I actually have around 14 GB of repositories already, and understand that things cost money.

Their new hosting tiers are not very large on storage neither: 5 GB standard edition and 10 GB for the premium edition. So… I went on exploring to self hosting the git repos on my own server, that I already use for backend services of all my (mobile) applications.

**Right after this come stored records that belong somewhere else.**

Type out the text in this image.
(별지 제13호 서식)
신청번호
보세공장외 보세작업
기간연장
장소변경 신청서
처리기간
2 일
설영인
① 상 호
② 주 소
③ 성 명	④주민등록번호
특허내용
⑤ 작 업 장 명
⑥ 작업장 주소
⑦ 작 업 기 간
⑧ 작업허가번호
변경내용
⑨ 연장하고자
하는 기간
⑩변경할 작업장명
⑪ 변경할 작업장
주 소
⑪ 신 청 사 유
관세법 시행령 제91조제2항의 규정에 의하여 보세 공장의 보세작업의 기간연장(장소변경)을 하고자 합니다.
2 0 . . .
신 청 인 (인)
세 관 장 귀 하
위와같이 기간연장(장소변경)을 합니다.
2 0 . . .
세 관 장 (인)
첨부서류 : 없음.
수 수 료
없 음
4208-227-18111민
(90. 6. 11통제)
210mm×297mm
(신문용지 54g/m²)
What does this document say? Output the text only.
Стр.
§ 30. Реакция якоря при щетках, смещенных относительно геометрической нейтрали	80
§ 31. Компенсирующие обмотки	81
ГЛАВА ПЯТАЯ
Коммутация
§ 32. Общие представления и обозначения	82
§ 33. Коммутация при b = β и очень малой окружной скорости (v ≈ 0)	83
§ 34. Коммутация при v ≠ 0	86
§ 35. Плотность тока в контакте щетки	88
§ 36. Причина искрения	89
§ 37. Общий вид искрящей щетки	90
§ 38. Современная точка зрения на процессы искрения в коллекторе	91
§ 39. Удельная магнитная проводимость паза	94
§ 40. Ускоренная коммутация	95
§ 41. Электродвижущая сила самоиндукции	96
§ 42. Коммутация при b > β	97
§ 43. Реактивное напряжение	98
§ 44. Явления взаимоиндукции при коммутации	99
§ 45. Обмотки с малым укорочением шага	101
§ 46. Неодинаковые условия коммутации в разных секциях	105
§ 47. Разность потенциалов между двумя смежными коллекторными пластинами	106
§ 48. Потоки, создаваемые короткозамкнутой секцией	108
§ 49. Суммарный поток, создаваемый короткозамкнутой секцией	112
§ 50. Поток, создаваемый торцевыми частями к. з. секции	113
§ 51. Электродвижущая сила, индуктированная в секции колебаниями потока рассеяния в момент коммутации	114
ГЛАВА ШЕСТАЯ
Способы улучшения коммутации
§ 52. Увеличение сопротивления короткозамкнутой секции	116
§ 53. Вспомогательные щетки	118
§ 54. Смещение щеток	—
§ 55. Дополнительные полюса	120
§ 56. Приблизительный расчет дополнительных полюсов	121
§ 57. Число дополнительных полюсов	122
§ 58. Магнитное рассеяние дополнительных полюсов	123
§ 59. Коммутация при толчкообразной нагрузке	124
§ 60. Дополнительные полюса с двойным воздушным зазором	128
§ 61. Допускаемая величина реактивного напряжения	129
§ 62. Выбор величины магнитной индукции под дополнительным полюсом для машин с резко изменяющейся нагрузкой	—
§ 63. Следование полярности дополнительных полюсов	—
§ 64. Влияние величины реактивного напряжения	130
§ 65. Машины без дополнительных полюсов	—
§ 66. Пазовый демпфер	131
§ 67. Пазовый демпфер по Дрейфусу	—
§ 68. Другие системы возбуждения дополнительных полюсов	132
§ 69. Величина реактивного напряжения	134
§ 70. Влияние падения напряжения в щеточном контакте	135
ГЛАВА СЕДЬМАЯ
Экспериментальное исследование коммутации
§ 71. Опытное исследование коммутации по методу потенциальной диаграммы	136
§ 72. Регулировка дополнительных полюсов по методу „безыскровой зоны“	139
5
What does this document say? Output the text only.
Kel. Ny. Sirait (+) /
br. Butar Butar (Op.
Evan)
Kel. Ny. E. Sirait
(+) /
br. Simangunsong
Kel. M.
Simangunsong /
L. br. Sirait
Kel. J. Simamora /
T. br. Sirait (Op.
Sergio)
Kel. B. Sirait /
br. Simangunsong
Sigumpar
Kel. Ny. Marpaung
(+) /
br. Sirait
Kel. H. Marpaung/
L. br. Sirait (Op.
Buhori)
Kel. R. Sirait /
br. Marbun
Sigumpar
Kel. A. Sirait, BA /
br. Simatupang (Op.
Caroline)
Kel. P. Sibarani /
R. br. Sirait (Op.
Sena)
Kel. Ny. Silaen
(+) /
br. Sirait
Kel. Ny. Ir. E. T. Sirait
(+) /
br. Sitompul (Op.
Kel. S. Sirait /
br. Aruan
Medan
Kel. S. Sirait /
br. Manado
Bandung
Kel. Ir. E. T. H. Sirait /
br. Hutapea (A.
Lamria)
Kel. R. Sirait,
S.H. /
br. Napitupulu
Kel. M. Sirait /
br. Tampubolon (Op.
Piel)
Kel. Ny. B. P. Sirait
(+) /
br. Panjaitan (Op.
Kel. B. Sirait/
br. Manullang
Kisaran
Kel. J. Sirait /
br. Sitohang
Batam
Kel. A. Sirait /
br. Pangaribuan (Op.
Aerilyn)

I host this on Linode with very good experience.

It turned out that this went very smoothly and should have done sooner probably.

Here is what I did — my sever is running Ubuntu Linux by the way.

// update the server packages
sudo apt update

// install git
sudo apt install git

// add the git user
sudo adduser --system --shell /usr/bin/git-shell --group --disabled-password --home /home/git git

// create a home directory
sudo mkdir -p /home/git/repos

// change the ownership
sudo chown -R git:git /home/git/repos

// go to the new repos dir
cd /home/git/repos

// initialize a bare repo that you are hosting already on bitbucket
git init --bare todoapp.git

// change the ownership again for the new repo, do this every time you initialize a new bare repo
sudo chown -R git:git /home/git/repos

// now open a terminal session on you local pc and go to the directory of the application already under git control

// example 
cd /username/todoapp/

// set the new remote repo location, replace the IP with the address or IP of your server.
git remote set-url origin git@139.122.121.21:/home/git/repos/todoapp.git

// if you get an error here check in /username/todoapp/.git/config what is here: [remote "origin"] sometimes origin is called something else.

// now push any new code changes and it will upload the whole local git repo to the new server. I use SourceTree to push all branches.

After I’ve done this for all my applications, I went to the server to check the size of the pushed repos, I found that Ubuntu’s free tool ncdu is great for this.

Screenshot

Thanks to Bitbucket for all the years of free hosting ♥️ — and I keep my read-only 14 GB repose there for free as a second cloud backup, you never know.